Sein zentraler Punkt sollte jedoch hervorgehoben werden: Der Umkipppunkt steht an. Sollten die US-Regierung und die US-Fed ihre Finanzunterstützung einstellen, dann setzt - einhergehend mit Zuckungen und Krämpfen - eine schwere Kontraktion und Drosselung ein. Wenn es zu Problemen kommt, lautet die offizielle Antwort "verstärkte finanzielle Unterstützung" und dann folgt ein schneller Preisanstieg in den Schlüsselstrukturen einschließlich der Immobilien- und Aktienpreise.
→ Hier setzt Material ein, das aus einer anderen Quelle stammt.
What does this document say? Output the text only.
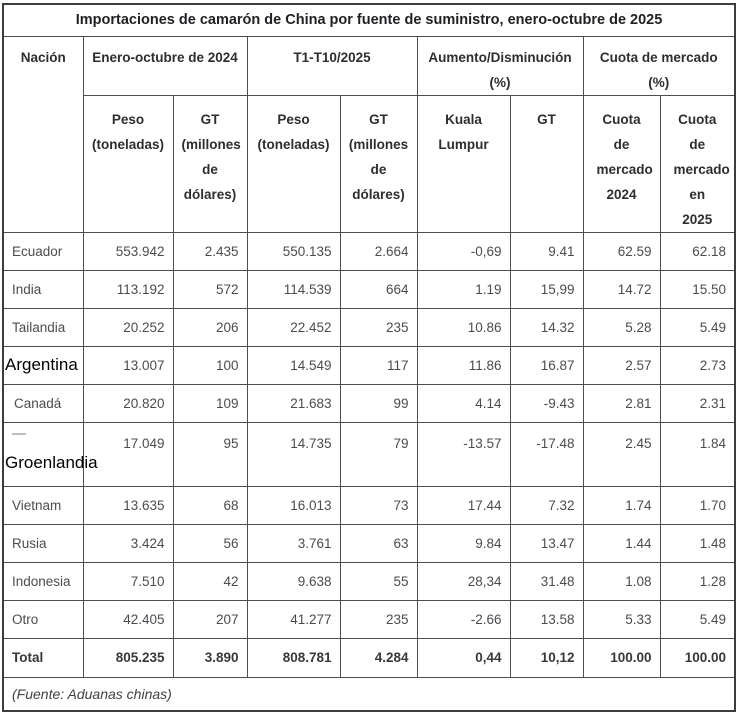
Importaciones de camarón de China por fuente de suministro, enero-octubre de 2025								
Nación	Enero-octubre de 2024		T1-T10/2025		Aumento/Disminución (%)		Cuota de mercado (%)	
	Peso (toneladas)	GT (millones de dólares)	Peso (toneladas)	GT (millones de dólares)	Kuala Lumpur	GT	Cuota de mercado 2024	Cuota de mercado en 2025
Ecuador	553.942	2.435	550.135	2.664	-0,69	9.41	62.59	62.18
India	113.192	572	114.539	664	1.19	15,99	14.72	15.50
Tailandia	20.252	206	22.452	235	10.86	14.32	5.28	5.49
Argentina	13.007	100	14.549	117	11.86	16.87	2.57	2.73
Canadá	20.820	109	21.683	99	4.14	-9.43	2.81	2.31

Groenlandia	17.049	95	14.735	79	-13.57	-17.48	2.45	1.84
Vietnam	13.635	68	16.013	73	17.44	7.32	1.74	1.70
Rusia	3.424	56	3.761	63	9.84	13.47	1.44	1.48
Indonesia	7.510	42	9.638	55	28,34	31.48	1.08	1.28
Otro	42.405	207	41.277	235	-2.66	13.58	5.33	5.49
Total	805.235	3.890	808.781	4.284	0,44	10,12	100.00	100.00
(Fuente: Aduanas chinas)								
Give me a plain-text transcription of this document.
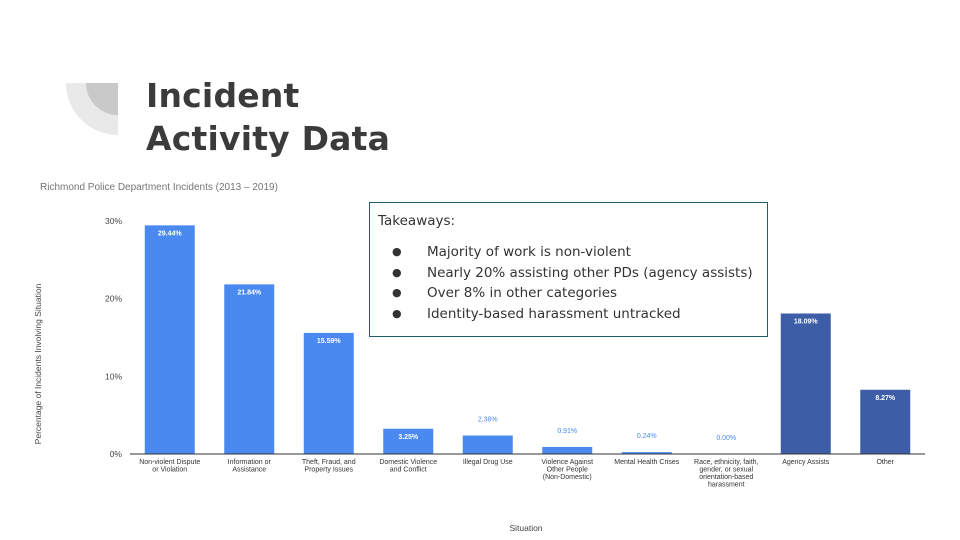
Incident
Activity Data
Richmond Police Department Incidents (2013 – 2019)
Percentage of Incidents Involving Situation
Situation
0%
10%
20%
30%
29.44%
21.84%
15.59%
3.25%
2.38%
0.91%
0.24%	0.00%
18.09%
8.27%
Non-violent Dispute or Violation
Information or Assistance
Theft, Fraud, and Property Issues
Domestic Violence and Conflict
Illegal Drug Use	Violence Against Other People (Non-Domestic)
Mental Health Crises Race, ethnicity, faith, gender, or sexual orientation-based harassment
Agency Assists	Other

Takeaways:

● Majority of work is non-violent
● Nearly 20% assisting other PDs (agency assists)
● Over 8% in other categories
● Identity-based harassment untracked
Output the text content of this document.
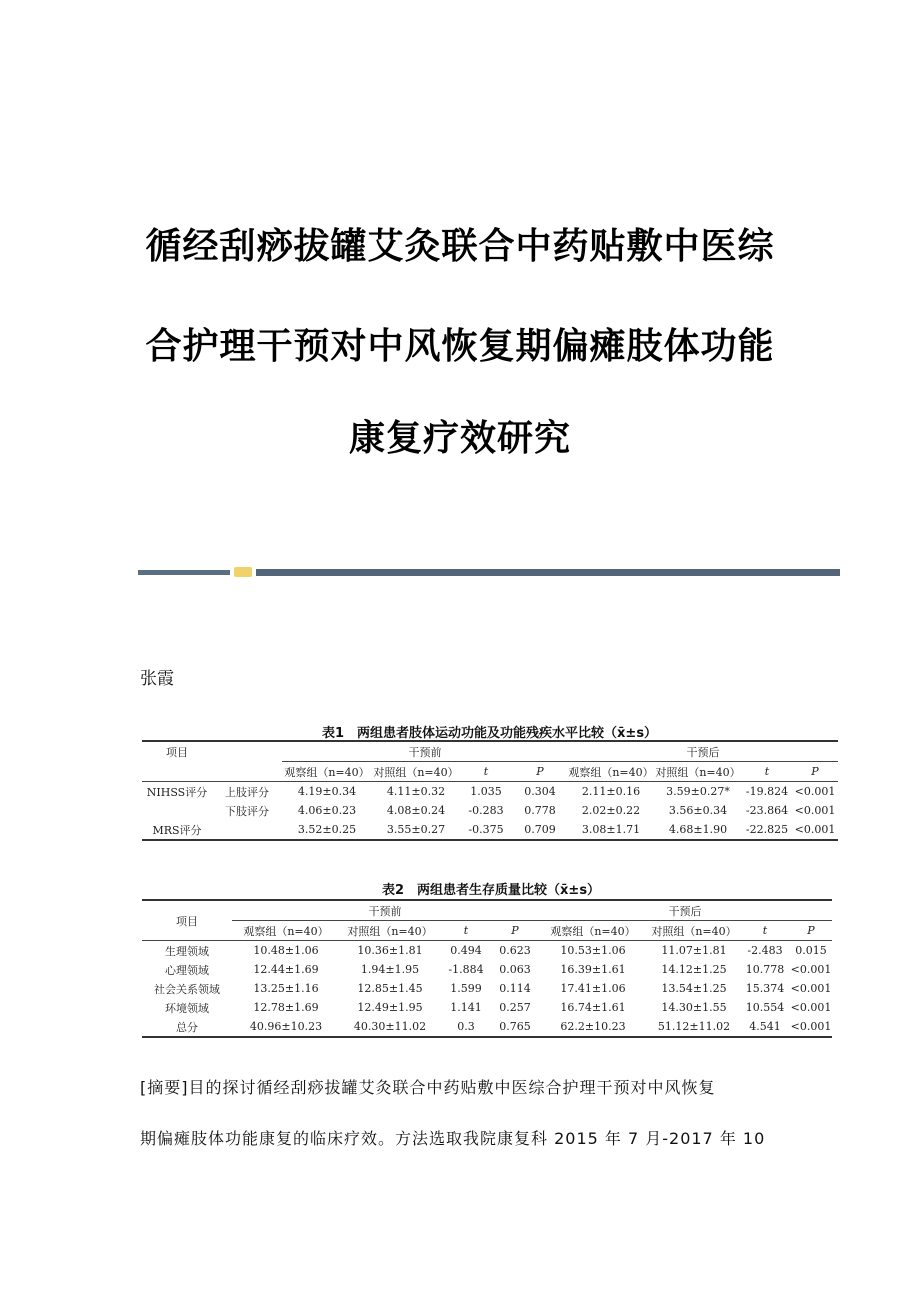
循经刮痧拔罐艾灸联合中药贴敷中医综
合护理干预对中风恢复期偏瘫肢体功能
康复疗效研究
张霞
表1　两组患者肢体运动功能及功能残疾水平比较（x̄±s）
项目		干预前				干预后			
		观察组（n=40）	对照组（n=40）	t	P	观察组（n=40）	对照组（n=40）	t	P
NIHSS评分	上肢评分	4.19±0.34	4.11±0.32	1.035	0.304	2.11±0.16	3.59±0.27*	-19.824	<0.001
	下肢评分	4.06±0.23	4.08±0.24	-0.283	0.778	2.02±0.22	3.56±0.34	-23.864	<0.001
MRS评分		3.52±0.25	3.55±0.27	-0.375	0.709	3.08±1.71	4.68±1.90	-22.825	<0.001
表2　两组患者生存质量比较（x̄±s）
项目	干预前				干预后			
	观察组（n=40）	对照组（n=40）	t	P	观察组（n=40）	对照组（n=40）	t	P
生理领域	10.48±1.06	10.36±1.81	0.494	0.623	10.53±1.06	11.07±1.81	-2.483	0.015
心理领域	12.44±1.69	1.94±1.95	-1.884	0.063	16.39±1.61	14.12±1.25	10.778	<0.001
社会关系领域	13.25±1.16	12.85±1.45	1.599	0.114	17.41±1.06	13.54±1.25	15.374	<0.001
环境领域	12.78±1.69	12.49±1.95	1.141	0.257	16.74±1.61	14.30±1.55	10.554	<0.001
总分	40.96±10.23	40.30±11.02	0.3	0.765	62.2±10.23	51.12±11.02	4.541	<0.001
[摘要]目的探讨循经刮痧拔罐艾灸联合中药贴敷中医综合护理干预对中风恢复
期偏瘫肢体功能康复的临床疗效。方法选取我院康复科 2015 年 7 月-2017 年 10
Der Motor der US-Wirtschaft und des darüberliegenden Finanzsystems hat sich festgefahren. Mit der Einspeisung neuen Geldes rückt der Moment, an dem sich die Blockierung löst, schnell näher. Der plötzliche Ruck wird als mächtige Preisinflation zu spüren sein und die Nation hinterrücks treffen. Die nationale Klapperkiste wird nicht rund und geschmeidig laufen.